I think it could, however, it would require a number of mechanics changes.  For one, little piles of ammo, guns and grenades would be out.  As would the unlimited ammo pistols.  We wouldn’t have to remove guns, but we would absolutely need to slim down the supply of them.  We’d also need to add in melee weapons, real ones, not just pushing zombies back with your gun, but bats and shovels and other things.  Each melee item would have a power rating and a weight, swinging one would cause you to get tired.  The more you swing, the slower you swing, unless you rest up.  These things combined would allow for the encounters with slow zombies to be more tense.  If you have unlimited ammo, you can just shoot them all and walk your way to the end (if you have never seen the remake of Night of the Living Dead, one of the major changes from the original is Barbara actually putting to use the idea of “they are just so slow, you could walk right past them” and she leaves the house on her own with a pistol and walks to safety while everyone else dies inside the house), while the “tired bar” makes you sometimes choose to use your limited ammo over your melee weapon in order to survive.  The game would also need more “monster closets”, because as is Left 4 Dead avoids the monster closet by having hordes of zeds randomly show up climbing over fences and whatnot.  In order to maintain a level of creep and dread with slow zombies, you’d have to play up the idea that meeting them in large numbers is dangerous by occasionally forcing the players to deal with large numbers of them… open a door and wham, twenty five zombies are in that room you need to walk through.  Oh, and all zombies must be killed by removing the head or destroying the brain, shooting one in the leg just makes him limp when he walks, shooting both just makes him drag himself along the ground.  Did I not mention you’d need to watch out for zombies pulling themselves around at ankle level?  In fact, the game might be more focused on avoiding the zombies instead of Left 4 Dead’s plow through attitude.

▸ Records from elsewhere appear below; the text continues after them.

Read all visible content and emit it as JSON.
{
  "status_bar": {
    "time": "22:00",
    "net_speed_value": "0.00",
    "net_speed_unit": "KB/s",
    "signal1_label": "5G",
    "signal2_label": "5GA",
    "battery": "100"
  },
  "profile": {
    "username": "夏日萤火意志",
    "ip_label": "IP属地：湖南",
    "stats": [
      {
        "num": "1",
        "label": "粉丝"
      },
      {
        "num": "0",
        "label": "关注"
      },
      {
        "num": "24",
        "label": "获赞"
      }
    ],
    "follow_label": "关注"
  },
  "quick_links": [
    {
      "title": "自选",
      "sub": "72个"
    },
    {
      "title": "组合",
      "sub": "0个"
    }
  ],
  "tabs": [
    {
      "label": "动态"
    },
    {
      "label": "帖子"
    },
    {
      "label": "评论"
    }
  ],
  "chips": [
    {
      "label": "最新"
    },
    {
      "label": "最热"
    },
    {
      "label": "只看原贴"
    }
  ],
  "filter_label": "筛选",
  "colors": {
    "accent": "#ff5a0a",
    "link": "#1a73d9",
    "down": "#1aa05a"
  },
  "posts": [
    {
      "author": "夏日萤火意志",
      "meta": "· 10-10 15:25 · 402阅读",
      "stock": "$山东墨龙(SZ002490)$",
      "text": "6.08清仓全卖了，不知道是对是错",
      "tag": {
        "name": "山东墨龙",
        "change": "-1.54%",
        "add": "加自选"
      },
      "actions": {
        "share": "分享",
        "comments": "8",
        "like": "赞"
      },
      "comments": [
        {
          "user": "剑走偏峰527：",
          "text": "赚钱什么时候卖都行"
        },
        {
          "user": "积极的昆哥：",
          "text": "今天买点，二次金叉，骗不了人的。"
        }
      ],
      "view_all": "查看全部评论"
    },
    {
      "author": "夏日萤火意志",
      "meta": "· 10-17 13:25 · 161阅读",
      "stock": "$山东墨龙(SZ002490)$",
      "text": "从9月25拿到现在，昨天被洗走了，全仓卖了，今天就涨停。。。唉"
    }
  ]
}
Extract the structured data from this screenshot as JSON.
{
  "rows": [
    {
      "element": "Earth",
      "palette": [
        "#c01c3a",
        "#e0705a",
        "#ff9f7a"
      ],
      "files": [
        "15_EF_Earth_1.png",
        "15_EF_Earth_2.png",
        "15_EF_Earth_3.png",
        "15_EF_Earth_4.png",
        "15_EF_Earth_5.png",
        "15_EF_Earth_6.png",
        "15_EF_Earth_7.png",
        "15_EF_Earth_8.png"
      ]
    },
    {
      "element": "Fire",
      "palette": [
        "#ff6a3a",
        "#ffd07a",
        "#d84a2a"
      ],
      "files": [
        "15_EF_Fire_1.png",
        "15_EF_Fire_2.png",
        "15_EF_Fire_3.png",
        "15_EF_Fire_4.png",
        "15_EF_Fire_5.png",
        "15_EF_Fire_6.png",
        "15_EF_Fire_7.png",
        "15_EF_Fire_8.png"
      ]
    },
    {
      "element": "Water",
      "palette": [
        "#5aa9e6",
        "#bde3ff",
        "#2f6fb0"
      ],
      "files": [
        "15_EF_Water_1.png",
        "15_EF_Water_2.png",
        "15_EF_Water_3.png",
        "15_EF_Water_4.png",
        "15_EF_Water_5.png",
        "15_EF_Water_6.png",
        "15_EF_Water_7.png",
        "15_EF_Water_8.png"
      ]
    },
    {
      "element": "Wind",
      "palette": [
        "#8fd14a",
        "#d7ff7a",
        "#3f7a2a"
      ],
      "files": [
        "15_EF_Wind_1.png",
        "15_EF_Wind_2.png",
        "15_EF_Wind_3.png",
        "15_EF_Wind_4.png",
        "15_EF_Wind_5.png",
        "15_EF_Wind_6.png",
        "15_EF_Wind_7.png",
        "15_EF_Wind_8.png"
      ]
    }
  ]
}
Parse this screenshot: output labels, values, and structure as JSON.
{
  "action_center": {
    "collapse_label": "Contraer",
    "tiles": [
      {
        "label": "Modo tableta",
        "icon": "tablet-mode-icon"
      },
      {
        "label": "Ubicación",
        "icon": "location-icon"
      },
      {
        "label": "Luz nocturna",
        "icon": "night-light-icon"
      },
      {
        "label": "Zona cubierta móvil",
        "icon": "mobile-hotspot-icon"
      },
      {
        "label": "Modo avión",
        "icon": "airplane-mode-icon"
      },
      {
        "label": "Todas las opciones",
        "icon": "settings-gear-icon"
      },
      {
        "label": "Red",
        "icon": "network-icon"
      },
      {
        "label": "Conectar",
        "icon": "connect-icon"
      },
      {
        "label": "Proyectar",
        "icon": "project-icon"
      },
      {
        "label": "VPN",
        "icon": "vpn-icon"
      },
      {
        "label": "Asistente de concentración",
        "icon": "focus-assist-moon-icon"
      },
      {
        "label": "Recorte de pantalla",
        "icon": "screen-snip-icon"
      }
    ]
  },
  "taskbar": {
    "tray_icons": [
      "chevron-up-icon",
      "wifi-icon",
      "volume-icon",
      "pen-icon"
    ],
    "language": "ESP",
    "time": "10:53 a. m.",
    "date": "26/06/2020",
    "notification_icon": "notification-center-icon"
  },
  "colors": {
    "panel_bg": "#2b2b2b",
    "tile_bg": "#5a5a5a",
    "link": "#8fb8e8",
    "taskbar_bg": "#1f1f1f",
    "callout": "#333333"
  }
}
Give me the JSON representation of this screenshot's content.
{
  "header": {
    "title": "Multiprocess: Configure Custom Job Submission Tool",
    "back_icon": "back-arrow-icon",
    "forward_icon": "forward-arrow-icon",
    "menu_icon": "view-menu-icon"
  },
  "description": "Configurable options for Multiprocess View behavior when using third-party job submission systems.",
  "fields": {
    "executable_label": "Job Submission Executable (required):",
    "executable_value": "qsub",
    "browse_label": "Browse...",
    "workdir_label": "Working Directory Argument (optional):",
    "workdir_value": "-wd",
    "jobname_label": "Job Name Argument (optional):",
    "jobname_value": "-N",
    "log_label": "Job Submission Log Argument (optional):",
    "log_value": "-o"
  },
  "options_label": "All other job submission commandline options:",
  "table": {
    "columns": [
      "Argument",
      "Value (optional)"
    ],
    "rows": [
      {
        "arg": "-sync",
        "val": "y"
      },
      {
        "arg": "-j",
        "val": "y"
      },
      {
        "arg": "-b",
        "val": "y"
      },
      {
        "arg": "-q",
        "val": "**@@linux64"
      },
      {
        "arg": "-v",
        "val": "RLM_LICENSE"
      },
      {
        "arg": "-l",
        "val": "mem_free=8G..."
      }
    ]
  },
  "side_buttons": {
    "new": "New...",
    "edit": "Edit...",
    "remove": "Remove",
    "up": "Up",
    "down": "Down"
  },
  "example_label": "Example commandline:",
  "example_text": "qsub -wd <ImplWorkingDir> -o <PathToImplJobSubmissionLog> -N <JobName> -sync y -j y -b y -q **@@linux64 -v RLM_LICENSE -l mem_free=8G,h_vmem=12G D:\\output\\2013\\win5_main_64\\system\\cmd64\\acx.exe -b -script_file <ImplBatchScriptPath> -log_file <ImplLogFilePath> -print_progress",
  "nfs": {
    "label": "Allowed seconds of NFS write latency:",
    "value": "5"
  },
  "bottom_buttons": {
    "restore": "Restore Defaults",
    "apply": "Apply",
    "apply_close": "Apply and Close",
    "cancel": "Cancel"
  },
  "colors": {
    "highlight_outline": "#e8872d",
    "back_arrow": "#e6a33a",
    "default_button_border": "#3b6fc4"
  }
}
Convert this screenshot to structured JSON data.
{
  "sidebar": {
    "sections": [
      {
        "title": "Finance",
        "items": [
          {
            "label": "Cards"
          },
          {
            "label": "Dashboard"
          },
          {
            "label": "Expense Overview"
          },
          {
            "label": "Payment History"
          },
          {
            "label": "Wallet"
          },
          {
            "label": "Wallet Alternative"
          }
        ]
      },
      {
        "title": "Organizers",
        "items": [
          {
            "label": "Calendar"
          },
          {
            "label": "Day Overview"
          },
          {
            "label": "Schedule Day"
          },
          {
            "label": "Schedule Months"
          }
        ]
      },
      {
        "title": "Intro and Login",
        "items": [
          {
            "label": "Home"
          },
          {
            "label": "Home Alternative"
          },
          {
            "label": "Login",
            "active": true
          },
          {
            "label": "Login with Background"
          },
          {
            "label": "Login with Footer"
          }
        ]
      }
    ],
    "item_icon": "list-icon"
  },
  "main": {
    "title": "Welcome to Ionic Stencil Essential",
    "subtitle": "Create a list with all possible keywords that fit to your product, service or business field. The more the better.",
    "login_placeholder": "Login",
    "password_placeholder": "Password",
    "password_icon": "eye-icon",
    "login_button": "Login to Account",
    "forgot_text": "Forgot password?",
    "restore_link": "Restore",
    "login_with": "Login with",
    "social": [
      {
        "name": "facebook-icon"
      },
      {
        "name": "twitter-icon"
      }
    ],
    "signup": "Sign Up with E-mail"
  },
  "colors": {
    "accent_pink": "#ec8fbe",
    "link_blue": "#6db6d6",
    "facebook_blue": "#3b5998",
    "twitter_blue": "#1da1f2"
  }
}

While fighting slow zombies might still be made fun, I’m not sure that playing one could be.  You’d stumble around, you’d be slower than the players, and your only method of attack would be to get close enough to grab at them and bit them.  And if the players shot off your legs, you’d essentially be spending the entire rest of the map dragging after them with little hope of catching up.  However, without the obstacle of the special infected running around and keeping the game entirely co-op, you could have infection.  A player who gets bit is infected.  They will die, and they will become a zombie, how fast that happens depends on how badly they get hurt.  The game would have no health bar and include no healing, so that even the infected himself couldn’t warn his teammates.  So the other players in co-op would need to decide… shoot the infect guy now or wait until he turns?  Sure, killing him now makes you safer since you don’t have to worry about him turning, but killing him now also means that you are going to be short one gun or club as you move forward.  You start the game with four and it tunes for four, so if you have to off one of your own, you are down to three playing a map tuned for four.  Or two on map for four… or all by yourself.  To ease the sting of that, I’d probably keep Left 4 Dead’s survivor closets where you can recover a fallen friend, and from map to map within a scenario all players would get put back in.

Slow zombies in a first person shooter could definitely work, but it wouldn’t be the same game at all.